The Independent Workers’ Union of Great Britain (IWGB) says Asos is switching its transport contractor, which employs the delivery drivers, from Menzies to rival companies DPD and Hermes.

The union has accused Asos and the delivery giants of effectively reneging on guarantees to protect jobs, with 70 earmarked for the scrap heap.

The IWGB said Asos had been involved in “a clear case of corporate collusion in an attempt to circumvent the workers’ legal protections” through contracted firms it uses to deliver its goods.

The union calculates that the move to ditch up to 70 employees and switch to DPD will save Asos between 25 and 50 per cent on costs by allowing it to dodge payment of statutory obligations such as sick pay, holiday pay and parental leave.

IWGB vice president Max Dewhurst said: “Even during this horrific pandemic Asos, DPD and Hermes are undermining the basic rights of drivers who, like many key workers, clock in every day to keep the country running at considerable risk to their health.

"Now more than ever, they need and deserve financial security and respect for their basic employment rights.”

Delivery driver Jakaria Khan said: “We’re being chucked on the scrap heap.

"Our jobs were supposed to be safe. We were promised a transfer to DPD, but now we’re all going to be made redundant, with no hope of future employment. We are facing the abyss, mid-pandemic.”

IWGB called for an immediate boycott of Asos today, continuing to April 30 when the redundancies are due to take effect.

GMB, which is organising Asos warehouse workers, also criticised the company today for forcing them to keep working at the firm’s giant warehouse in Yorkshire despite risks of infection from the virus.

The union, which is recruiting among the 4,000-strong workforce at Asos’s warehouse on the site of the former Grimethorpe colliery outside Barnsley, South Yorkshire, accused the company of “revelling in extravagant profits while workers risk their safety to keep the empire afloat.”

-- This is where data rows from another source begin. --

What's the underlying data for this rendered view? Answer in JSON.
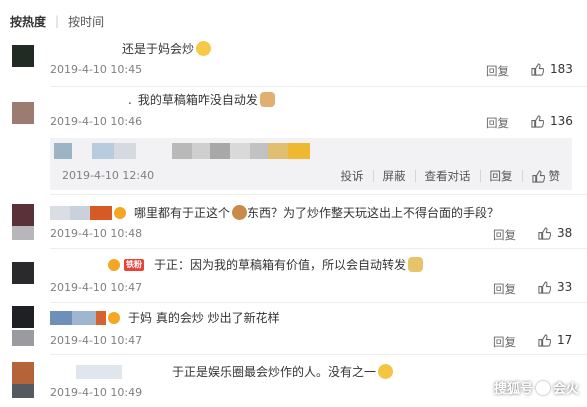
{
  "sort": {
    "active": "按热度",
    "other": "按时间"
  },
  "colors": {
    "time_text": "#808080",
    "divider": "#eeeeee",
    "subbox_bg": "#f2f2f5",
    "vip_badge": "#f5a623",
    "fans_badge": "#e8433a"
  },
  "icons": {
    "like": "thumbs-up-icon",
    "emoji": "smiley-emoji-icon",
    "vip": "vip-badge-icon"
  },
  "comments": [
    {
      "text": "还是于妈会炒",
      "time": "2019-4-10 10:45",
      "reply": "回复",
      "likes": "183"
    },
    {
      "text": "我的草稿箱咋没自动发",
      "time": "2019-4-10 10:46",
      "reply": "回复",
      "likes": "136"
    },
    {
      "text_a": "哪里都有于正这个",
      "text_b": "东西？为了炒作整天玩这出上不得台面的手段？",
      "time": "2019-4-10 10:48",
      "reply": "回复",
      "likes": "38"
    },
    {
      "badge": "铁粉",
      "text": "于正：因为我的草稿箱有价值，所以会自动转发",
      "time": "2019-4-10 10:47",
      "reply": "回复",
      "likes": "33"
    },
    {
      "text": "于妈 真的会炒 炒出了新花样",
      "time": "2019-4-10 10:47",
      "reply": "回复",
      "likes": "17"
    },
    {
      "text": "于正是娱乐圈最会炒作的人。没有之一",
      "time": "2019-4-10 10:49"
    }
  ],
  "subreply": {
    "time": "2019-4-10 12:40",
    "actions": {
      "report": "投诉",
      "block": "屏蔽",
      "view_conversation": "查看对话",
      "reply": "回复",
      "like": "赞"
    }
  },
  "watermark": {
    "left": "搜狐号",
    "right": "会火"
  }
}
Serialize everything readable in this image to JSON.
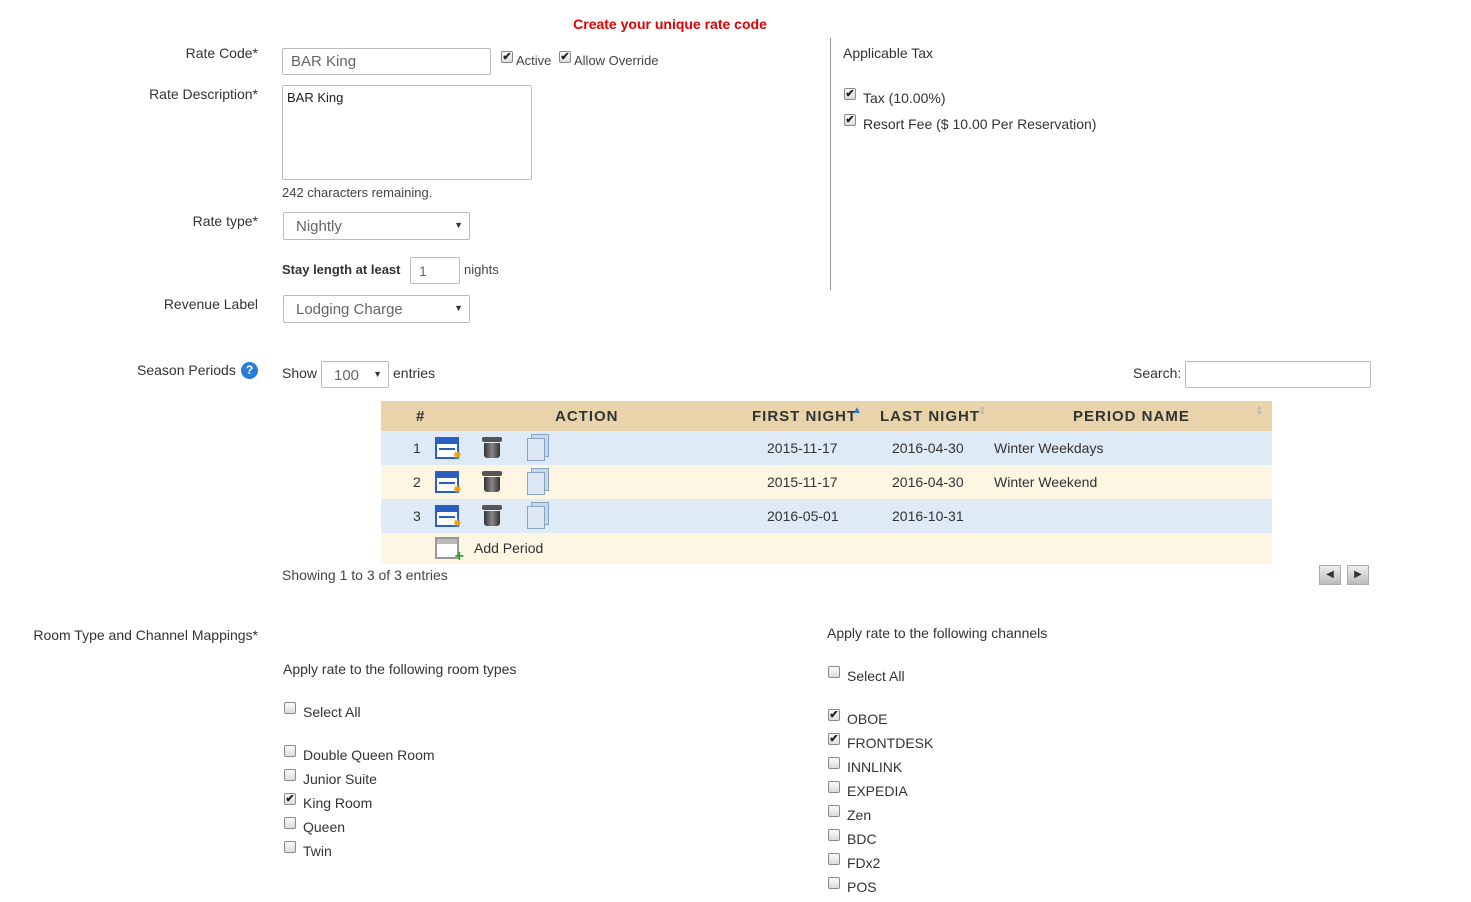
{
  "page_title": "Create your unique rate code",
  "form": {
    "rate_code_label": "Rate Code*",
    "rate_code_value": "BAR King",
    "active_label": "Active",
    "active_checked": true,
    "allow_override_label": "Allow Override",
    "allow_override_checked": true,
    "rate_description_label": "Rate Description*",
    "rate_description_value": "BAR King",
    "chars_remaining": "242 characters remaining.",
    "rate_type_label": "Rate type*",
    "rate_type_value": "Nightly",
    "stay_length_label": "Stay length at least",
    "stay_length_value": "1",
    "stay_length_unit": "nights",
    "revenue_label_label": "Revenue Label",
    "revenue_label_value": "Lodging Charge"
  },
  "tax": {
    "heading": "Applicable Tax",
    "items": [
      {
        "label": "Tax (10.00%)",
        "checked": true
      },
      {
        "label": "Resort Fee ($ 10.00 Per Reservation)",
        "checked": true
      }
    ]
  },
  "season_periods": {
    "label": "Season Periods",
    "help_icon": "?",
    "show_label": "Show",
    "page_size": "100",
    "entries_label": "entries",
    "search_label": "Search:",
    "search_value": "",
    "columns": [
      "#",
      "ACTION",
      "FIRST NIGHT",
      "LAST NIGHT",
      "PERIOD NAME"
    ],
    "rows": [
      {
        "num": "1",
        "first_night": "2015-11-17",
        "last_night": "2016-04-30",
        "name": "Winter Weekdays"
      },
      {
        "num": "2",
        "first_night": "2015-11-17",
        "last_night": "2016-04-30",
        "name": "Winter Weekend"
      },
      {
        "num": "3",
        "first_night": "2016-05-01",
        "last_night": "2016-10-31",
        "name": ""
      }
    ],
    "add_period_label": "Add Period",
    "info": "Showing 1 to 3 of 3 entries",
    "prev_glyph": "◀",
    "next_glyph": "▶"
  },
  "mappings": {
    "label": "Room Type and Channel Mappings*",
    "room_heading": "Apply rate to the following room types",
    "room_select_all": "Select All",
    "room_types": [
      {
        "label": "Double Queen Room",
        "checked": false
      },
      {
        "label": "Junior Suite",
        "checked": false
      },
      {
        "label": "King Room",
        "checked": true
      },
      {
        "label": "Queen",
        "checked": false
      },
      {
        "label": "Twin",
        "checked": false
      }
    ],
    "channel_heading": "Apply rate to the following channels",
    "channel_select_all": "Select All",
    "channels": [
      {
        "label": "OBOE",
        "checked": true
      },
      {
        "label": "FRONTDESK",
        "checked": true
      },
      {
        "label": "INNLINK",
        "checked": false
      },
      {
        "label": "EXPEDIA",
        "checked": false
      },
      {
        "label": "Zen",
        "checked": false
      },
      {
        "label": "BDC",
        "checked": false
      },
      {
        "label": "FDx2",
        "checked": false
      },
      {
        "label": "POS",
        "checked": false
      }
    ]
  },
  "colors": {
    "title_red": "#e00000",
    "table_header": "#e8d3aa",
    "row_blue": "#dfeaf7",
    "row_cream": "#fdf6e3"
  }
}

Asos has remained open throughout the coronavirus crisis and has recorded more than £30 million in profit, the GMB said.

Workers say they are "like rats" trapped in a "cradle of disease," the union reported.

GMB Yorkshire regional secretary Neil Derrick said: “While competitors have closed their doors where they could not keep their workers safe, Asos has seen coronavirus as a business opportunity and stayed open for a flash sale.

“But while fat cats take the profits the people who keep their empire afloat are risking their safety.

“This is hardly ethical business — putting profits before people.

“Asos needs to do the decent thing — if it can’t keep people safe it must close its doors and take advantage of the government’s 80 per cent furlough scheme.

“The company says they want to do the right thing — now is the time to actually do it.”

Asos declined to comment on the contractors’ drivers issue “as legal responsibility for this does not sit with us, but with our outgoing supplier, Menzies, and our incoming suppliers, DPD and Hermes.”

The company also insists it does not put profits before people.